Non ho più parole per descrivere il mio senso di impotenza e la mia rabbia. Non so più che argomenti usare con i vicentini che hanno votato Berlusconi o Lega Nord. Adesso come adesso so solo che, per quanto questa città mi stia stretta, ho sempre amato la maestosa quiete generata dalla vista di un monumento palladiano al tramonto.
Non ha senso essere educati con chi gioca con la tua vita, con chi distrugge la tua città, la tua università, le tue speranze. Tempo fa vi domandavo come riuscite a restare calmi di fronte all'ignoranza ostentata dei leghisti.
Oggi vi chiedo la stessa cosa.
Subito dopo l'annuncio da parte dell'ex sindaco di centro-destra Hullweck relativo all'edificazione della Ederle 2 moltissimi leghisti si erano dichiarati contrari. Il motivo è molto semplice: gli statunitensi sono pur sempre extra-comunitari che amano occupare il ricco nord-est.
A distanza di pochi mesi è difficilissimo trovare un leghista disposto ad ammettere che l'ampliamento lo irrita. Tutti fanno finta di niente, quasi fossero stati resi ciechi dall'eloquenza del loro brillante leader.
Cosa ha senso fare con questa gente? Nel loro cervello fluttua una sola parola: sicurezza. La ripetono come pappagalli anche dopo che gli si è provato che le priorità per questo paese sono altre.

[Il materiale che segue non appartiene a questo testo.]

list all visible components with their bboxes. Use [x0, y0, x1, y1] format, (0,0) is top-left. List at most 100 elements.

Il desiderio di fare qualcosa -qualsiasi cosa- mi spinge ad abbandonare la prospettiva di una doccia ristoratrice. Alle 20.30 sarò in Piazza Castello con (spero) molti altri vicentini per una fiaccolata contro la vergognosa decisione del Consiglio di Stato.
In conclusione riporto frammenti della rassegna stampa di oggi dal sito del No Dal Molin.
Per Cinzia Bottene, consigliere comunale e leader del movimento contrario all'ampliamento della base americana a Vicenza, la decisione del Consiglio di Stato «dimostra che in città c'è un'emergenza democratica». (...) «La reazione - precisa Cinzia Bottene - sarà immediata sin da oggi».
«Siamo di fronte a un golpe con cui si cancella la democrazia». Così Vittorio Agnoletto, eurodeputato Prc/Sinistra Unitaria Europea, commenta il no del Consiglio di Stato al referendum sull'ampliamento della base Usa. «Il Consiglio di Stato rinuncia a svolgere il suo ruolo d'istituzione autonoma dall'esecutivo e si appiattisce sulla linea del governo. E anzi, ha fatto sue nelle motivazioni esattamente le stesse dichiarazioni rilasciate in questi giorni da Berlusconi e La Russa contro il referendum, che tra l'altro avrebbe certamente dato ragione a chi si oppone all'ampliamento della base». Alle 17 di oggi Agnoletto annuncia di avere un incontro con il prefetto di Vicenza per «denunciare le indebite ingerenze del governo in quella che doveva essere una ordinaria consultazione popolare». «Ci troviamo di fronte a un vero e proprio atto di regime - prosegue il deputato europeo - con il quale si cancella un diritto previsto dalla Costituzione che garantisce alla popolazione di esprimere liberamente la propria opinione». «Ricordo infine - conclude Agnoletto - che consultazioni di questo tipo sono esplicitamente previste anche dall'Unione Europea».